Governor Pataki Unveils Proposal to Reform New York's Rockefeller Drug Laws
The Campaign for Effective Criminal Justice, an organization of over a dozen distinguished leaders in law enforcement, politics, business, and clergy intent on reforming New York's drug sentencing laws, commends Governor Pataki for proposing legislation to reform the state's Rockefeller Drug Laws. According to CECJ Chair, former State Senator John Dunne,
"We believe the proposal put forth by Governor Pataki is a good start towards "right-sizing" New York's justice system to strike the appropriate balance between public safety and public health. We hope that reform of the Rockefeller Drug Laws will be at the top of the agenda of our legislative leaders and result in the enactment of legislation that will restore fairness and rationality to our approach to substance abuse in New York."
The Governor's proposal rightly raises the main issues essential to meaningful reform - reduction in sentences; restoration of judicial discretion to divert appropriate offenders to drug treatment and, most importantly - retroactive application to some of the thousands of New Yorkers currently incarcerated for drug offenses. In putting forth this proposal, Governor Pataki joins the ranks of a growing number of public officials who have proposed departing from the needlessly punitive drug sentencing policies of the past and enacting legislation that recognizes the effectiveness of drug treatment over incarceration.
According to CECJ, the governor's proposal does not go far enough. It does not provide relief for the majority of incarcerated drug offenders, nor does it restore judicial discretion in the vast number of drug cases. In addition, the budget proposal released by the Governor's office on Tuesday, while providing increased funding for a broad array of worthy initiatives, did not include any increased funding for expanding drug treatment capacity. Currently, New York has insufficient capacity to meet the treatment needs of uninsured persons with substance abuse problems. "If the Governor and the legislature are serious about increasing and promoting alternatives to incarceration throughout the state for nonviolent drug offenders, a major increase in funding to expand drug treatment services will be needed," says Dunne.
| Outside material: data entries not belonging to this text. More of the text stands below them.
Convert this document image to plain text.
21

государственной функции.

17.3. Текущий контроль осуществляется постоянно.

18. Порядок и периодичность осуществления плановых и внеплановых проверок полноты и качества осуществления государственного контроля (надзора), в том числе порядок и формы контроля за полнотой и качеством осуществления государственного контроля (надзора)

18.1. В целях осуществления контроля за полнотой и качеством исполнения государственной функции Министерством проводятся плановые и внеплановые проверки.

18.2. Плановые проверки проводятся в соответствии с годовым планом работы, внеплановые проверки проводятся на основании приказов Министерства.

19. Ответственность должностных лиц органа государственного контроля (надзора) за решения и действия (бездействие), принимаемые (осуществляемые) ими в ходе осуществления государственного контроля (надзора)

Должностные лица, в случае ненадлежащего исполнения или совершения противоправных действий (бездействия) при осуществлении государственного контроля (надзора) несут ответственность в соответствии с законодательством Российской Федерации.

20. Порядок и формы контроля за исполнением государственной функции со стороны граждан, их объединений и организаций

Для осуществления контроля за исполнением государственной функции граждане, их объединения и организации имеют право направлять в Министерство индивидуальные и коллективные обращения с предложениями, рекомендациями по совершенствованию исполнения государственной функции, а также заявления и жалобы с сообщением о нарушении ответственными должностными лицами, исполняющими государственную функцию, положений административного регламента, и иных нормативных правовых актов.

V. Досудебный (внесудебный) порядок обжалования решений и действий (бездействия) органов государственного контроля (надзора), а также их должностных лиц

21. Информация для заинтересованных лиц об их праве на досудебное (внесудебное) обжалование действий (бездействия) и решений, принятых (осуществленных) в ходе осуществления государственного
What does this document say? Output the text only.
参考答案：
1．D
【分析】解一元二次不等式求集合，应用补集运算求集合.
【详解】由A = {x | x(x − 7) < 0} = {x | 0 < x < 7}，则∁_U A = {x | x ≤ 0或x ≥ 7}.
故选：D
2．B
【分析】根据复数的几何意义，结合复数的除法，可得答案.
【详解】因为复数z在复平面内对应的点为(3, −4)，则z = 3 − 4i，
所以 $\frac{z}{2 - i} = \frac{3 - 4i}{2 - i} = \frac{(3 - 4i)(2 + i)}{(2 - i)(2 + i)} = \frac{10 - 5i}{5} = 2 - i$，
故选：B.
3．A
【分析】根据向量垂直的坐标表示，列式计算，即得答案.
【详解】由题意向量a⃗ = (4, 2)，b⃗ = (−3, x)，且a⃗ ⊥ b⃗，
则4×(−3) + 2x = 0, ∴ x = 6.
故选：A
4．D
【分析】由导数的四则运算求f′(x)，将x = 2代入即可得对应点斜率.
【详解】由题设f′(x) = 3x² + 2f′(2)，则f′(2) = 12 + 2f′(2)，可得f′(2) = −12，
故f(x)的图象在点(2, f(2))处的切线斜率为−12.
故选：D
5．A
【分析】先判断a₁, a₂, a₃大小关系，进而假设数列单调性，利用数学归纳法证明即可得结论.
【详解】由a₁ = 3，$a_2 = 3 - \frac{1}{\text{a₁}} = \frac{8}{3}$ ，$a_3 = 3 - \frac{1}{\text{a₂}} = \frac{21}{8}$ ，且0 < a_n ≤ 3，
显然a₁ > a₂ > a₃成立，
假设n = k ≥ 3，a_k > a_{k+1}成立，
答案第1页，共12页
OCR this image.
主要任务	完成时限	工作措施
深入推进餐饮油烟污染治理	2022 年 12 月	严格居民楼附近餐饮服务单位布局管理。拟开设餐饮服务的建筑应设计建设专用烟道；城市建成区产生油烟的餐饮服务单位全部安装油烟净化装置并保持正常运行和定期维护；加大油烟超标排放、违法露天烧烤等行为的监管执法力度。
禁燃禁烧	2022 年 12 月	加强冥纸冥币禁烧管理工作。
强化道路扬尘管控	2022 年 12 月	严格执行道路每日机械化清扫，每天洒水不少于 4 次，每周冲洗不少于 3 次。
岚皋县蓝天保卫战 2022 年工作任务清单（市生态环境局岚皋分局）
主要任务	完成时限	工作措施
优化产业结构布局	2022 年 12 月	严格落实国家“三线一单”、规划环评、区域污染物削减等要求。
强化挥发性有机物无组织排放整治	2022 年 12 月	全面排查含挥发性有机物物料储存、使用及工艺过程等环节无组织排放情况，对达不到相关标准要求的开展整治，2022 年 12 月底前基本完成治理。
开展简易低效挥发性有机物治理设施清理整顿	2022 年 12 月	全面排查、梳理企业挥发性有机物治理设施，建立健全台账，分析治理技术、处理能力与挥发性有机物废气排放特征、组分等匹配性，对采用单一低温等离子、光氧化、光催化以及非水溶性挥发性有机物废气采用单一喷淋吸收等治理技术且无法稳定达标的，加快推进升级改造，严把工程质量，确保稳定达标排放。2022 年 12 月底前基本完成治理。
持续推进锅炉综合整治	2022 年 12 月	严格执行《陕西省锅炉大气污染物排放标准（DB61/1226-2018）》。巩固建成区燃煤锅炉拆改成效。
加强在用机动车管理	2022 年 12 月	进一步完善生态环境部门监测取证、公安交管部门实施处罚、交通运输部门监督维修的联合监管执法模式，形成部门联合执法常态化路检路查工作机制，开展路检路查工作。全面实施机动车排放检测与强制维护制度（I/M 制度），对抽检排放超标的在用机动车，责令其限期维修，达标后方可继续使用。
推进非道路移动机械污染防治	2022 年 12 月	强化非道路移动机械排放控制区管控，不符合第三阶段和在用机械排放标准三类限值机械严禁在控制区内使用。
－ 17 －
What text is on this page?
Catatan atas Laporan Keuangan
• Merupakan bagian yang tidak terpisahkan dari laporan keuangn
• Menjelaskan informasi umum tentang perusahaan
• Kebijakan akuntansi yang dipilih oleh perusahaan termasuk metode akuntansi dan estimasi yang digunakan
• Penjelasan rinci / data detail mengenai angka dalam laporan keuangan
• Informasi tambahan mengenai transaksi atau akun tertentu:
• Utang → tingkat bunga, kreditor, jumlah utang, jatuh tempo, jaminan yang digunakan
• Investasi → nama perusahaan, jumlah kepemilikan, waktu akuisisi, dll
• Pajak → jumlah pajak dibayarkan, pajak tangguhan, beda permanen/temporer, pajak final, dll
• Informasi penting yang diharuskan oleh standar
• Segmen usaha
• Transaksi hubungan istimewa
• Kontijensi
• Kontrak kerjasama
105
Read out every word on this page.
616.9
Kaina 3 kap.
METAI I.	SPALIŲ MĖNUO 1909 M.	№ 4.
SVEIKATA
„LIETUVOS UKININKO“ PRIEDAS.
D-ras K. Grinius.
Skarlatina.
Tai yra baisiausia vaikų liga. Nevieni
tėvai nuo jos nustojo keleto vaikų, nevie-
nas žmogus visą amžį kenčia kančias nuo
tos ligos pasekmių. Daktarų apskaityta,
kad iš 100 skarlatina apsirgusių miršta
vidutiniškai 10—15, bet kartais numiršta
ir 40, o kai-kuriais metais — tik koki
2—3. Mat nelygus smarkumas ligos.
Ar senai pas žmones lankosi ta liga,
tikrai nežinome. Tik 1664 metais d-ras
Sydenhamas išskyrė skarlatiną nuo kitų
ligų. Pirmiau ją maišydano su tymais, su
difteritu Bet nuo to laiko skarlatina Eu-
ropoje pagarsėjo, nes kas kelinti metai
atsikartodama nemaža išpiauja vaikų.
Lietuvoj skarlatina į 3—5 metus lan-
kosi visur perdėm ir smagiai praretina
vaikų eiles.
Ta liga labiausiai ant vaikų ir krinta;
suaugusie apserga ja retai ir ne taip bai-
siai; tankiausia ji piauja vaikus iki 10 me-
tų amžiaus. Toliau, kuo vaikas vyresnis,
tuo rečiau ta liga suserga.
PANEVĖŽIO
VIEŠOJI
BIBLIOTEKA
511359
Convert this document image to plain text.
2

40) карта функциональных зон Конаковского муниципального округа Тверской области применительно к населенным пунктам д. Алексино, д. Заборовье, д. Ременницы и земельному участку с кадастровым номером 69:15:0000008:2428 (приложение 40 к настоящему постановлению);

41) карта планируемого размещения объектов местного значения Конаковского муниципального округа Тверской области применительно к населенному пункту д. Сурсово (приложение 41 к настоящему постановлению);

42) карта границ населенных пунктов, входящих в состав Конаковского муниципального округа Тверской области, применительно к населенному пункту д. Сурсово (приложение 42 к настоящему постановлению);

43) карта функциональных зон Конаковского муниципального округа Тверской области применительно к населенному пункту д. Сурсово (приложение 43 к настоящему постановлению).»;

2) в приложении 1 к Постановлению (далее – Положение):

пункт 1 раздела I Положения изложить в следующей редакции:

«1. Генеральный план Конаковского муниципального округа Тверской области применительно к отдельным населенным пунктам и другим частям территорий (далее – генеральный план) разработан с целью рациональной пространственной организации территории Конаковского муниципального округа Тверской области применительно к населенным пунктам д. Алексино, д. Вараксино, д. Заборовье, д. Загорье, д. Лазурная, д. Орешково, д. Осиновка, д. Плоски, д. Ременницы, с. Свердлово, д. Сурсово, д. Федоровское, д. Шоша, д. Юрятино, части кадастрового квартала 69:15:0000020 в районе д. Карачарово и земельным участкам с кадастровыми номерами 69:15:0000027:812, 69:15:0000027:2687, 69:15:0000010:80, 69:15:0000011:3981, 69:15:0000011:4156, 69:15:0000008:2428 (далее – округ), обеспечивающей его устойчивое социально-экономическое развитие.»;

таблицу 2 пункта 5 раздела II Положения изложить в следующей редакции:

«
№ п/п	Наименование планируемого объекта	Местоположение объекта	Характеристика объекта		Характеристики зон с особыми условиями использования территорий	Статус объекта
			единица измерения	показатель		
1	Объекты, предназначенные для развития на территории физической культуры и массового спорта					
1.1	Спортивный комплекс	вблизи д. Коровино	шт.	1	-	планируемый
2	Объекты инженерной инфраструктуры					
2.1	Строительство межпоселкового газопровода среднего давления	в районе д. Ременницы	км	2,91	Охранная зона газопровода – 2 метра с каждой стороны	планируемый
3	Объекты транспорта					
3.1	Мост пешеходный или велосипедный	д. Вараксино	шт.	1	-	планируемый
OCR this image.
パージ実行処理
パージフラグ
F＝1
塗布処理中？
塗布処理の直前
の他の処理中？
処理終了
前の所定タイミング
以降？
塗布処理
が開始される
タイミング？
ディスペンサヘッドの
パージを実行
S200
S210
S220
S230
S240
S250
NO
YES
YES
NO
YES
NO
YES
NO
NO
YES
During the past year both Senate Majority Leader Joseph Bruno and Assembly Speaker Sheldon Silver have expressed their support for "meaningful" reform of the Rockefeller Drug Laws. CECJ's definition of "meaningful" reform includes:
- Trial judges should have discretion to sentence non-violent addicted offenders to mandatory, court-supervised community-based treatment regardless of the nature of the charge.
- Sentencing reform should be retroactive so that the majority of inmates currently sentenced under these laws can petition the courts for review of their sentences.
- The definition of "drug kingpin" should target the heads of drug trafficking organizations, not low-level street sellers. Except for "drug kingpins", sentences for felony drug sale and possession should be substantially reduced so as to be proportionate with sentences for other non-violent crimes.
- Alcoholism and substance abuse treatment and alternative to incarceration (ATI) programs should be expanded substantially to accommodate increased diversion from incarceration of appropriate offenders.